Lime green dream. Nigeria’s away shirt on the right. Photo: Fifa.

Nigeria (away)

Both Nigeria’s home & away shirt are completely sold out. The home one is nice but the lime green bad boy is beautiful. I am sad they are going home.

Sweden (away)

Swedish blue. Photo: BBC Sport.

Blue & yellow. Blue & yellow. A real dazzling jersey. I’ve got a wee bit of a soft spot for Sweden. Celtic right back, Mikael Lusig can be seen starring for them in my position at right back. And there was a certain dreadlocked striker who I used to watch in The Hoops. As well as top players they are known to produce quality tops. This one is no exception.

England (home)

Three Lions or not this is a smart top. Photo: Nike.
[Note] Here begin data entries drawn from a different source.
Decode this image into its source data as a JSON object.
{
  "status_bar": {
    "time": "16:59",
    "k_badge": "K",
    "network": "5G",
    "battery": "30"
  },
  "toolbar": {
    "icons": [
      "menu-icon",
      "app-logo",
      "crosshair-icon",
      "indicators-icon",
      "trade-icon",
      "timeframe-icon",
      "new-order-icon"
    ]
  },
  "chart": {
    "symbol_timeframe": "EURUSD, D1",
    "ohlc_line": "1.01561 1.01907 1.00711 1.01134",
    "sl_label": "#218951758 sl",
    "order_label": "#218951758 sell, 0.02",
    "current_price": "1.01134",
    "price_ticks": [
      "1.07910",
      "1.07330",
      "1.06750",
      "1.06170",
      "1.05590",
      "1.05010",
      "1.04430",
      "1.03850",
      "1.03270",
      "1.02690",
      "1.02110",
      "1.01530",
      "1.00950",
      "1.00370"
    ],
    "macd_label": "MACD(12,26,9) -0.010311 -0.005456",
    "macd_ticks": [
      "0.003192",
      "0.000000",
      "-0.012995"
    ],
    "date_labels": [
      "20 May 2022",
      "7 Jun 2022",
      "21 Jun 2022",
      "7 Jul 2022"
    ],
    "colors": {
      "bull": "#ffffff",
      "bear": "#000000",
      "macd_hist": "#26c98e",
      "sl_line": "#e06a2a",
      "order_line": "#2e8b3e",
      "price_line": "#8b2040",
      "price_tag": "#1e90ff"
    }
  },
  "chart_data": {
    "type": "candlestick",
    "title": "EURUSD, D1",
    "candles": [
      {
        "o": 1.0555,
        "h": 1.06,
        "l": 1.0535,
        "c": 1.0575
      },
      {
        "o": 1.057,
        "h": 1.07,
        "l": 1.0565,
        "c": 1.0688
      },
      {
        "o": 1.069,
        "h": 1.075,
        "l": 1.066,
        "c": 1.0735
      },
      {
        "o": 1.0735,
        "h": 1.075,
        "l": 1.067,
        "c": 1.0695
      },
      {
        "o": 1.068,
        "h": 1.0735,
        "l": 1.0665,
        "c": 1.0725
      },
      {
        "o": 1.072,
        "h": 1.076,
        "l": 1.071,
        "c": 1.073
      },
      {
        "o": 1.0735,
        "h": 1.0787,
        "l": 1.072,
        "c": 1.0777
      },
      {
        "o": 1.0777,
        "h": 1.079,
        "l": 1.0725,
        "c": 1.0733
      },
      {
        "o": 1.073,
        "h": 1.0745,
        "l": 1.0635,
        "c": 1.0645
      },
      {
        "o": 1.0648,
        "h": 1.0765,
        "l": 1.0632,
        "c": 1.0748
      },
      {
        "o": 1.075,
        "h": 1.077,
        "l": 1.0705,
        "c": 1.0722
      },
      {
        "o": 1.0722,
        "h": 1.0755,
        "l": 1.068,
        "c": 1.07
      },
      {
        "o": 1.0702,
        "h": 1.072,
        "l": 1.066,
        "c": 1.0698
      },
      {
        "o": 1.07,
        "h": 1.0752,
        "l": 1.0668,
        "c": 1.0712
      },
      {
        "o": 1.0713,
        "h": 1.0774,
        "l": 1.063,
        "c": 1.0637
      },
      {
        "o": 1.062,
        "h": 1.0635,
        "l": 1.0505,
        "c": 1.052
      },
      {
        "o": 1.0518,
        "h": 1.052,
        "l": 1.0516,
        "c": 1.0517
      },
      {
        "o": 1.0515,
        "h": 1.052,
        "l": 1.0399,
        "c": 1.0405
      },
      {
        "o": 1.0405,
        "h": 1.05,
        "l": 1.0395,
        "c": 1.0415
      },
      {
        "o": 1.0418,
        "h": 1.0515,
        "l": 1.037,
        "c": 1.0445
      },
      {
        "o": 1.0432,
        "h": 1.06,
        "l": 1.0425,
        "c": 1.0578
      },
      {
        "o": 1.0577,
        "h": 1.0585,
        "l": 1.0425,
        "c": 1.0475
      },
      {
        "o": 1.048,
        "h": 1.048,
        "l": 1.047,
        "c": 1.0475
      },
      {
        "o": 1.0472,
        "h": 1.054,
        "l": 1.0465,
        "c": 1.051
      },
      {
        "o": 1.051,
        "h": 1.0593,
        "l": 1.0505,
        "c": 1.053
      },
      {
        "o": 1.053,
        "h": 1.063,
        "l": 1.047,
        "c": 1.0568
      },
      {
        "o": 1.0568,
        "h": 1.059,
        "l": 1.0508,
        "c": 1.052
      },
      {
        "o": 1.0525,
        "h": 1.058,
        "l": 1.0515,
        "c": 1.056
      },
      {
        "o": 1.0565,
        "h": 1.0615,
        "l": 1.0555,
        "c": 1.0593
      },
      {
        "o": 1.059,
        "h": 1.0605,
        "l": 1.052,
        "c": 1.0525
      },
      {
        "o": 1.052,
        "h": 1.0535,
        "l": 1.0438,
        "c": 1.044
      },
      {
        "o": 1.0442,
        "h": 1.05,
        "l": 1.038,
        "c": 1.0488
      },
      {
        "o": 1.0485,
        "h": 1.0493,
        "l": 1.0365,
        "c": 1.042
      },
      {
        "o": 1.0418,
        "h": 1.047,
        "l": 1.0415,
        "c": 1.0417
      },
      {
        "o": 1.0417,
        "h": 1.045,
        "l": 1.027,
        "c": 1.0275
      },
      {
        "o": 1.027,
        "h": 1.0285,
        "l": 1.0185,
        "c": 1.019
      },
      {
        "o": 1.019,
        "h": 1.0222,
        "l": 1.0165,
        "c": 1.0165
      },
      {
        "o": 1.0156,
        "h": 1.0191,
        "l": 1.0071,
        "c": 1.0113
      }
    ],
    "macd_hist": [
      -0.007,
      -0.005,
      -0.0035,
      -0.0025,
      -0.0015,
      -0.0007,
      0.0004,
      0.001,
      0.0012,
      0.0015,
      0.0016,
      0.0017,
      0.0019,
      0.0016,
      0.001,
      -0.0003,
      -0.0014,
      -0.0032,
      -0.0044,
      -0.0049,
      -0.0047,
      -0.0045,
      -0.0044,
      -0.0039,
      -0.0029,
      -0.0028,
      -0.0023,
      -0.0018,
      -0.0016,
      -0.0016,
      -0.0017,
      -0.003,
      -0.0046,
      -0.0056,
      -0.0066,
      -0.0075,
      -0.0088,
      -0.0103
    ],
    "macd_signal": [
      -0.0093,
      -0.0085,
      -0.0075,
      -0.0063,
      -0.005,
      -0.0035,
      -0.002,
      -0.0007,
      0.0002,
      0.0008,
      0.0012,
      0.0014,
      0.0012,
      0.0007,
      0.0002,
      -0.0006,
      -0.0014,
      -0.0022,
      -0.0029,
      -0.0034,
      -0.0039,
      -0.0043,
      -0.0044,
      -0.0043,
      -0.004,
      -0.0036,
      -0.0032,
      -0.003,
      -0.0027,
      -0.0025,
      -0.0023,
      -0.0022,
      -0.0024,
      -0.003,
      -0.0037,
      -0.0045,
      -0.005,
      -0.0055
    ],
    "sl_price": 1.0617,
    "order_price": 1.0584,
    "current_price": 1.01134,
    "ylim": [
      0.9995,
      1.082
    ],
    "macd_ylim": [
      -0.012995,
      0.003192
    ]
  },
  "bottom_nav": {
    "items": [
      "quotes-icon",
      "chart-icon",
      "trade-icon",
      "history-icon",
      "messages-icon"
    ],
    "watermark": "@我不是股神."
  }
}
Ok. There was a time when England wouldn’t get near any of my lists. I’ve mellowed out. I actually love the simplicity of this shirt. Why over complicate things when a plain white design can make the statement you need. Not a subtle dig. Seriously.

Pulse Prediction 

Is this their year? Photo: Fifa.

I suppose we gotta pick a winner of this damned thing.

I originally went for Germany (show’s what I know).

Now I am thinking we could see a surprise winner.

Croatia would be the obvious choice but my money is on Belgium.

Don’t ask me why. I just like the look of them.

Please disregard this article once Japan knock them out.